3. Stable Diffusion / GAN Inference
- **Inference Precision**: Entire U-Net, scheduler, and CLIP text encoder run in **FP16**, halving memory and nearly doubling throughput compared to FP32, with negligible impact on image quality.
- **Selective FP32 Fallback**: For maximum stability or visual fidelity (e.g., in the VAE decoder), critical layers can be temporarily cast back to **FP32**.
4. Frontiers: FP8-LM (8-bit Mixed-Precision)
- **FP8 Framework**: Base weights, gradients, and optimizer states use **8-bit FP8** (e.g., NVIDIA’s NF4 or Microsoft’s custom FP8); key stability ops (Softmax, LayerNorm) stay in FP16/BF16 or FP32.
- **Efficiency Gains**: In GPT-175B training, FP8 mixed-precision achieved a **75% speedup** and **39% memory reduction** over BF16 baselines—without changing hyperparameters :contentReference[oaicite:2]{index=2}.

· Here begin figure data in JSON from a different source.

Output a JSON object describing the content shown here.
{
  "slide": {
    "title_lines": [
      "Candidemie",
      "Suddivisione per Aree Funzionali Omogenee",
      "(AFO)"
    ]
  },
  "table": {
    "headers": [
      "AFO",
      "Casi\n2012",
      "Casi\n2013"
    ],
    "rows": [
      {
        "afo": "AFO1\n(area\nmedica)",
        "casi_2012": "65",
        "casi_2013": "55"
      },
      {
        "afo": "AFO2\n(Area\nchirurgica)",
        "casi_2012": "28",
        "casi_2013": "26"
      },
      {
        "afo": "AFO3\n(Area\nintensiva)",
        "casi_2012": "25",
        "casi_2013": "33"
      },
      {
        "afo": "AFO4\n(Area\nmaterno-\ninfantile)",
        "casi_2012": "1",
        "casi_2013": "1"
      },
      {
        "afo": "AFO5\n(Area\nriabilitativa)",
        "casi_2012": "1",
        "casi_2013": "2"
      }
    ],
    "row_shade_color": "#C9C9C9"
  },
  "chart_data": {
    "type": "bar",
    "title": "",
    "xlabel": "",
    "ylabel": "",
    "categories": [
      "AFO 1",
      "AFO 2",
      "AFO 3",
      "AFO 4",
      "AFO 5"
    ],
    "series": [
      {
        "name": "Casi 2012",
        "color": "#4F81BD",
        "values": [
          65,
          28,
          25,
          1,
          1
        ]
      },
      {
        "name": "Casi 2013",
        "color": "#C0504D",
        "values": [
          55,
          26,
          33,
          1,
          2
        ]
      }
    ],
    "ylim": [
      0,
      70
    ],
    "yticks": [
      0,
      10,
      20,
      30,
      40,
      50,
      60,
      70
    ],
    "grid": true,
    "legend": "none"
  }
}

- **Adoption**: Offers a drop-in replacement for existing FP16/BF16 pipelines, open-sourced via MS-AMP (aka.ms/MS.AMP).
*References*
- Micikevicius *et al.*, “Mixed Precision Training,” NVIDIA Developer Blog, 2018.
- Shoeybi *et al.*, “Megatron-LM: Training Multi-Billion Parameter Language Models,” *arXiv:1909.08053*, 2019.
- Narang *et al.*, “How To Fit a Bigger Model and Train It Faster,” Hugging Face Docs, 2022.
- Peng *et al.*, “FP8-LM: Training FP8 Large Language Models,” *arXiv:2310.18313*, 2023.